You know, the number one organ of ridicule nowadays, is the newspaper. And if you open the newspaper any day of the week, it’s full of people who’ve messed up their lives. They’ve slept with the wrong person. They’ve taken the wrong substance. They’ve passed the wrong legislation. Whatever it is. And then are fit for ridicule. In other words, they have failed. And they are described as “losers.” Now is there any alternative to this? I think the Western tradition shows us one glorious alternative. And that is tragedy.
And I suppose I’m arguing that we should learn a little bit about what’s happening in tragic art. It would be insane to call Hamlet a loser. He is not a loser, though he has lost. And I think that is the message of tragedy to us, and why it’s so very very important, I think.
I think it’s merely the randomness of the winning and losing process that I wanted to stress. Because the emphasis nowadays is so much on the justice of everything. And politicians always talk about justice. Now I am a firm believer in justice. I just think that it is impossible. So we should do everything we can, we should do everything we can to pursue it. But at the end of the day we should always remember that whoever is facing us, whatever has happened in their lives, there will be a strong element of the haphazard. And it’s that that that I’m trying to leave room for. Because otherwise it can get quite claustrophobic.

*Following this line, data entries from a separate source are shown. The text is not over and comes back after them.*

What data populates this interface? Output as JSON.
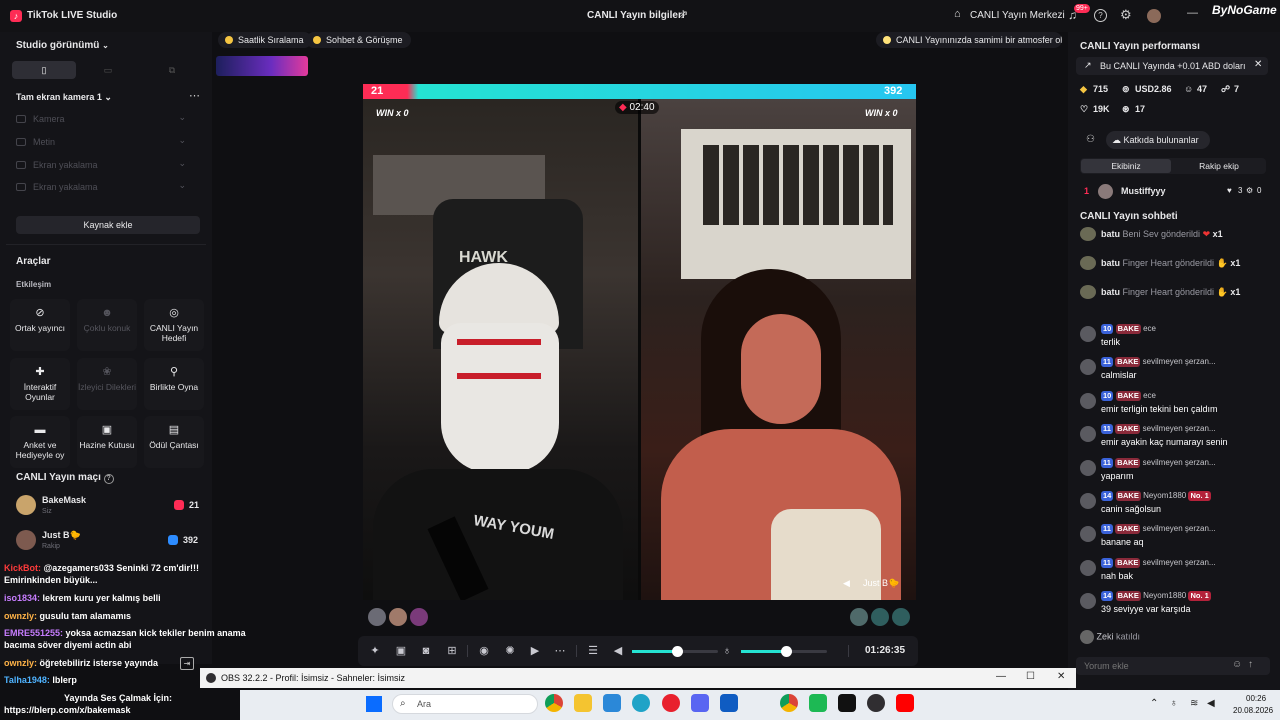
{
  "app": {
    "title": "TikTok LIVE Studio",
    "window_title": "CANLI Yayın bilgileri",
    "live_center": "CANLI Yayın Merkezi",
    "notif_badge": "99+",
    "watermark": "ByNoGame"
  },
  "left": {
    "studio_view": "Studio görünümü",
    "scene": "Tam ekran kamera 1",
    "sources": [
      "Kamera",
      "Metin",
      "Ekran yakalama",
      "Ekran yakalama"
    ],
    "add_source": "Kaynak ekle",
    "tools_title": "Araçlar",
    "interaction": "Etkileşim",
    "tools": [
      "Ortak yayıncı",
      "Çoklu konuk",
      "CANLI Yayın Hedefi",
      "İnteraktif Oyunlar",
      "İzleyici Dilekleri",
      "Birlikte Oyna",
      "Anket ve Hediyeyle oy",
      "Hazine Kutusu",
      "Ödül Çantası"
    ],
    "match_title": "CANLI Yayın maçı",
    "match": [
      {
        "name": "BakeMask",
        "sub": "Siz",
        "score": "21"
      },
      {
        "name": "Just B🐤",
        "sub": "Rakip",
        "score": "392"
      }
    ]
  },
  "overlay_chat": [
    {
      "user": "KickBot:",
      "text": " @azegamers033 Seninki 72 cm'dir!!!",
      "color": "#ff3b3b"
    },
    {
      "user": "",
      "text": "Emirinkinden büyük...",
      "color": "#ffffff"
    },
    {
      "user": "iso1834:",
      "text": " lekrem kuru yer kalmış belli",
      "color": "#c77dff"
    },
    {
      "user": "ownzly:",
      "text": " gusulu tam alamamıs",
      "color": "#ffb347"
    },
    {
      "user": "EMRE551255:",
      "text": " yoksa acmazsan kick tekiler benim anama",
      "color": "#c77dff"
    },
    {
      "user": "",
      "text": "bacıma söver diyemi actin abi",
      "color": "#ffffff"
    },
    {
      "user": "ownzly:",
      "text": " öğretebiliriz isterse yayında",
      "color": "#ffb347"
    },
    {
      "user": "Talha1948:",
      "text": " lblerp",
      "color": "#4fb3ff"
    },
    {
      "user": "",
      "text": "Yayında Ses Çalmak İçin:",
      "color": "#ffffff"
    },
    {
      "user": "",
      "text": "https://blerp.com/x/bakemask",
      "color": "#ffffff"
    }
  ],
  "center": {
    "chips": [
      "Saatlik Sıralama",
      "Sohbet & Görüşme"
    ],
    "notice": "CANLI Yayınınızda samimi bir atmosfer olu...",
    "score_left": "21",
    "score_right": "392",
    "win_left": "WIN x 0",
    "win_right": "WIN x 0",
    "timer": "02:40",
    "guest_name": "Just B🐤",
    "mask_text": "HAWK",
    "shirt_text": "WAY YOUM",
    "elapsed": "01:26:35"
  },
  "right": {
    "perf_title": "CANLI Yayın performansı",
    "perf_note": "Bu CANLI Yayında +0.01 ABD doları",
    "stats": [
      "715",
      "USD2.86",
      "47",
      "7",
      "19K",
      "17"
    ],
    "contributors": "Katkıda bulunanlar",
    "tab_ours": "Ekibiniz",
    "tab_rival": "Rakip ekip",
    "top_rank": "1",
    "top_user": "Mustiffyyy",
    "top_a": "3",
    "top_b": "0",
    "chat_title": "CANLI Yayın sohbeti",
    "gifts": [
      {
        "user": "batu",
        "text": " Beni Sev gönderildi",
        "count": "x1"
      },
      {
        "user": "batu",
        "text": " Finger Heart gönderildi",
        "count": "x1"
      },
      {
        "user": "batu",
        "text": " Finger Heart gönderildi",
        "count": "x1"
      }
    ],
    "chats": [
      {
        "lvl": "10",
        "name": "ece",
        "msg": "terlik"
      },
      {
        "lvl": "11",
        "name": "sevilmeyen şerzan...",
        "msg": "calmislar"
      },
      {
        "lvl": "10",
        "name": "ece",
        "msg": "emir terligin tekini ben çaldım"
      },
      {
        "lvl": "11",
        "name": "sevilmeyen şerzan...",
        "msg": "emir ayakin kaç numarayı senin"
      },
      {
        "lvl": "11",
        "name": "sevilmeyen şerzan...",
        "msg": "yaparım"
      },
      {
        "lvl": "14",
        "name": "Neyom1880",
        "msg": "canin sağolsun",
        "no1": "No. 1"
      },
      {
        "lvl": "11",
        "name": "sevilmeyen şerzan...",
        "msg": "banane aq"
      },
      {
        "lvl": "11",
        "name": "sevilmeyen şerzan...",
        "msg": "nah bak"
      },
      {
        "lvl": "14",
        "name": "Neyom1880",
        "msg": "39 seviyye var karşıda",
        "no1": "No. 1"
      }
    ],
    "bake": "BAKE",
    "joined_user": "Zeki",
    "joined_text": "katıldı",
    "comment_placeholder": "Yorum ekle"
  },
  "obs_bar": "OBS 32.2.2 - Profil: İsimsiz - Sahneler: İsimsiz",
  "taskbar": {
    "search": "Ara",
    "time": "00:26",
    "date": "20.08.2026"
  }
}
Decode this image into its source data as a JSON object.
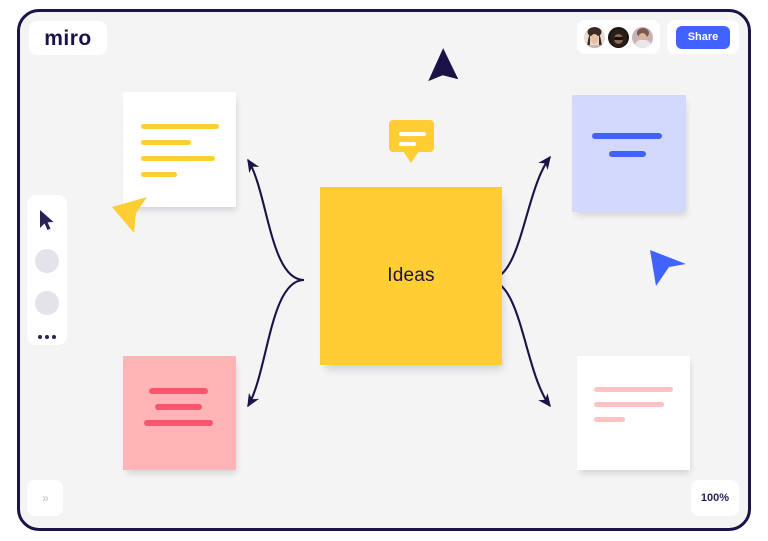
{
  "app": {
    "logo": "miro",
    "share_label": "Share",
    "zoom_level": "100%",
    "expand_label": "»",
    "accent_blue": "#4262FF",
    "navy": "#1B1248",
    "board_background": "#F4F4F4",
    "sticky_yellow": "#FFCE33"
  },
  "collaborators": [
    {
      "name": "avatar-1"
    },
    {
      "name": "avatar-2"
    },
    {
      "name": "avatar-3"
    }
  ],
  "toolbar": {
    "items": [
      {
        "name": "select-tool",
        "icon": "cursor-icon"
      },
      {
        "name": "shape-tool-1",
        "icon": "circle-icon"
      },
      {
        "name": "shape-tool-2",
        "icon": "circle-icon"
      },
      {
        "name": "more-tools",
        "icon": "ellipsis-icon"
      }
    ]
  },
  "canvas": {
    "center_node": {
      "label": "Ideas",
      "color": "#FFCE33"
    },
    "comment_bubble": {
      "name": "comment-bubble",
      "color": "#FFCE33",
      "line_count": 2
    },
    "cards": [
      {
        "name": "card-top-left",
        "background": "#FFFFFF",
        "line_color": "#FFCE33",
        "lines": [
          92,
          60,
          88,
          42
        ]
      },
      {
        "name": "card-top-right",
        "background": "#D3D9FD",
        "line_color": "#4262FF",
        "lines": [
          70,
          38
        ]
      },
      {
        "name": "card-bottom-left",
        "background": "#FFB5B5",
        "line_color": "#F5576C",
        "lines": [
          60,
          48,
          70
        ]
      },
      {
        "name": "card-bottom-right",
        "background": "#FFFFFF",
        "line_color": "#FFC2C2",
        "lines": [
          80,
          70,
          32
        ]
      }
    ],
    "cursors": [
      {
        "name": "cursor-navy",
        "color": "#1B1248"
      },
      {
        "name": "cursor-yellow",
        "color": "#FFCE33"
      },
      {
        "name": "cursor-blue",
        "color": "#4262FF"
      }
    ],
    "connectors": [
      {
        "name": "connector-to-top-left",
        "direction": "left-up"
      },
      {
        "name": "connector-to-top-right",
        "direction": "right-up"
      },
      {
        "name": "connector-to-bottom-left",
        "direction": "left-down"
      },
      {
        "name": "connector-to-bottom-right",
        "direction": "right-down"
      }
    ]
  }
}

Sometimes I wonder why it’s such a big deal to be the “best”, to do the “best”, instead of just going as far aw you feel like it. I’ve definitely seen the envy part play out with blog wanks, often from people in the same demographic as the “Wanker”. I like what he said about Hamlet – he may have lost, but he’s not a loser. It is not all his fault.
How would the world be if we were a little gentler to each other and didn’t expect superhuman prowess or nothing? Where you don’t have to work overtime to show your “loyalty”, where it didn’t take extra tuition classes to make it in school? Where failure and success weren’t attached with value judgments, but are just passing moments in life – like a breeze through the sea or a splash of rain?